The Rescue Bid and What It Means
The Governments Emergency Rescue Package will mean changes in our banking sector:
RBS
The bank will be majority-owned by the UK government in return for up to £20bn of fresh capital. Chief executive Sir Fred Goodwin is being replaced by Stephen Hester and the chairman, Sir Tom McKillop, will retire early next year.
RBS will raise £5bn from the government by issuing preference shares. It is also issuing £15bn of new ordinary shares which will be underwritten by the government. If the government takes up the full allocation it will own up to 60% of RBS.
Shareholders will not receive a dividend until the government's preference shares have been repaid. The board will not receive a bonus this year, and any bonuses earned in 2009 will be paid in shares.
Shares in RBS have slumped by 85% in the last year.
Lloyds TSB
The government had agreed to buy £1bn of preference shares, and Lloyds will also raise £4.5bn through a rights issue which is underwritten by the government.
Lloyds has also forced HBOS to accept a lower price and this values HBOS at around £6.9bn. Unless other investors step in, the government will be left owning 43.5% of the enlarged bank. Existing Lloyd’s shareholders will own 36.5%.
It pledged to continue using HBOS's site on The Mound as its Scottish Headquarters, to keep holding its AGM in Scotland and to continue to print Bank of Scotland notes.
Shares in Lloyds TSB have fallen around 63% in the last 12 months.
HBOS
HBOS had little choice but to accept a lower offer from Lloyds TSB.
It will receive £11.5bn from the government - £3bn in preference shares and £8.5bn through a rights issue. The government's preference shares will be converted into Lloyds TSB shares once the merger goes through.
Shares in HBOS have nosedived by 90% in the last year.
Barclays
The Treasury had been expected to take a stake in Barclays. However, the bank said today it hopes to raise £9.5bn in fresh capital from investors without government help.
Under a plan that has been approved by the FSA, Barclays wants to raise more than £6.5bn through a series of new share issues, underwritten by the government, and at least a further £3.5bn through scrapping its dividend and other measures.
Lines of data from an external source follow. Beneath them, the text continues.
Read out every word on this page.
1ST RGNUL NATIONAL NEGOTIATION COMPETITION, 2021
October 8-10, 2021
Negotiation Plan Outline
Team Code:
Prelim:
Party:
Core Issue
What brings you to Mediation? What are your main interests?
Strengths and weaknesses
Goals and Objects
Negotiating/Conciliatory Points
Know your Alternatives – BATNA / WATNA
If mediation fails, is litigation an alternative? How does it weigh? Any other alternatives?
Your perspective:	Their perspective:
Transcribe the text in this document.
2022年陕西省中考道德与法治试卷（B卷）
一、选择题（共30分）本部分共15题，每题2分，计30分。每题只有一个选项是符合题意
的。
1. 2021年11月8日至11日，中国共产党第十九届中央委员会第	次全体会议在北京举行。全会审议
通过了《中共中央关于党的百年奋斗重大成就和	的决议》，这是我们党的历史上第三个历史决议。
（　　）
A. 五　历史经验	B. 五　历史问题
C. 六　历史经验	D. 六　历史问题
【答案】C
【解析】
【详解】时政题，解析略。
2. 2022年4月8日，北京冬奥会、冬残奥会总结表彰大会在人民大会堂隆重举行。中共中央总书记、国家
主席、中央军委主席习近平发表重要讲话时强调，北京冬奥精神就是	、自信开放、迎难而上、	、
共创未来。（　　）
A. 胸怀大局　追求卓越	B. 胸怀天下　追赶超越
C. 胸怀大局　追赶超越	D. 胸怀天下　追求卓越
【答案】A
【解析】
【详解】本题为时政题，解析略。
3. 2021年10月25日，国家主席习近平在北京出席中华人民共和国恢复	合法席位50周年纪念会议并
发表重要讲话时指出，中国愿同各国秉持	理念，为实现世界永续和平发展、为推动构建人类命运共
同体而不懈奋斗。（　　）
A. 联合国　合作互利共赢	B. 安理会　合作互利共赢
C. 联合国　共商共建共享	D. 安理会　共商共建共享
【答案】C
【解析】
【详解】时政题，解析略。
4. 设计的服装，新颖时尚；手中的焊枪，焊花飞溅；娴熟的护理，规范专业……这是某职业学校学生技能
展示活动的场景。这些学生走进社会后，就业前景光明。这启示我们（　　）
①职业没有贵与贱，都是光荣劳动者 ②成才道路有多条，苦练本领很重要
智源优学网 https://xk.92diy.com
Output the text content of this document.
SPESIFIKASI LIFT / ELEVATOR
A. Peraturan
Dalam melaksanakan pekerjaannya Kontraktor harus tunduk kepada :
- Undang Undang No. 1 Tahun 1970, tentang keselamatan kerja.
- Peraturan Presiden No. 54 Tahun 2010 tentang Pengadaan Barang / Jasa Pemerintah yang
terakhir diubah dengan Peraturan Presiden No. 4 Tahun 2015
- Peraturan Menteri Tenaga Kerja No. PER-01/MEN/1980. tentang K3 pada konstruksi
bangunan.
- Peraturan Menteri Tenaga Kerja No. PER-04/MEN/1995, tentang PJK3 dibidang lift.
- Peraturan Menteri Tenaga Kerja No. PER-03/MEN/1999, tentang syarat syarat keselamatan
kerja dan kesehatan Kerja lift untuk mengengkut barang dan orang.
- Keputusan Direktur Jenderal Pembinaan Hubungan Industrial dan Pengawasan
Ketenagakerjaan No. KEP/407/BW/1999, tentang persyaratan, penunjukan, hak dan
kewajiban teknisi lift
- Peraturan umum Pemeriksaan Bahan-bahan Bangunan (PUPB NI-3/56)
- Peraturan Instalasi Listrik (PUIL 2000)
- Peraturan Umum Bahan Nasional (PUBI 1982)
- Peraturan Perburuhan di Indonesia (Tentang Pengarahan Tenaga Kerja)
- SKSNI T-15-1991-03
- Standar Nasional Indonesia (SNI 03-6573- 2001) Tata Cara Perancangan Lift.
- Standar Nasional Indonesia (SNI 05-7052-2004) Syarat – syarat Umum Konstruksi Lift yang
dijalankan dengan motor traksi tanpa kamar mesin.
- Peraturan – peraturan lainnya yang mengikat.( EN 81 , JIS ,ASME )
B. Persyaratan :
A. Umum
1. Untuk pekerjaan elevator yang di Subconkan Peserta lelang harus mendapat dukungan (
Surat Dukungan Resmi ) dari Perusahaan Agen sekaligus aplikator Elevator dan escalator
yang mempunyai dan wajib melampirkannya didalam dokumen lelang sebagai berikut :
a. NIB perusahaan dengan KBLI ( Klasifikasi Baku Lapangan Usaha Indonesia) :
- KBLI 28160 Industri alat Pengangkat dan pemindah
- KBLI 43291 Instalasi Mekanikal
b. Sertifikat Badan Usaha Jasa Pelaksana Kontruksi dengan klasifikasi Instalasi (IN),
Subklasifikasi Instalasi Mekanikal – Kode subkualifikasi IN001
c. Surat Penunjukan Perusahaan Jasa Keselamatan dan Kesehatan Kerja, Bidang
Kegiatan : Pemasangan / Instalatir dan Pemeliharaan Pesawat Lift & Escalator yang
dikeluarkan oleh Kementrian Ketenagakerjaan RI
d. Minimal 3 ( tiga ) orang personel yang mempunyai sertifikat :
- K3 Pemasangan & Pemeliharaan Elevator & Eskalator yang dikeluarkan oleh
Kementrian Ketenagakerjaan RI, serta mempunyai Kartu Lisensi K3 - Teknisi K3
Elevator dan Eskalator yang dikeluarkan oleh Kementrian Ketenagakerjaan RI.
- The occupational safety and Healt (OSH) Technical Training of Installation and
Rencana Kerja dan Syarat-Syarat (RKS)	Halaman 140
In a blow to shareholders, Barclays is axing its annual dividend for this year
If Barclays fails to raise capital from investors, it can call on the government for funding.
Shares in Barclays have dropped more than 60% over the past 12 months.
Alliance & Leicester/Abbey
Although it is not part of the UK government's rescue bid, Spanish bank Santander has agreed to invest £1bn in its UK operations. It also owns Abbey and Alliance & Leicester. The injection will improve the ratios by 1.25 percentage points. Santander also recently agreed to buy Bradford & Bingley's branches and deposits.
HSBC
HSBC said it would not be seeking government help as it had strengthened its capital base last week with an equity injection of £750m. The injection, funded through the group's own resources, represented 1% of the total shareholder equity of the HSBC group.
It added that it is doing its bit to stabilise the financial markets by providing "significant amounts of liquidity" to the London sterling interbank market ¬— lending around £4bn of three-month and six-month money to other banks — and said it hoped others would follow suit.
Standard Chartered
Standard Chartered bank also announced that it had met the capital requirements set out in last week's scheme and said it would continue to do so.
Nationwide
Nationwide is also not turning to the government for help. Britain's biggest building society insisted today that is has no need for additional funds, but has agreed to support the government's plan by raising £500m in fresh capital.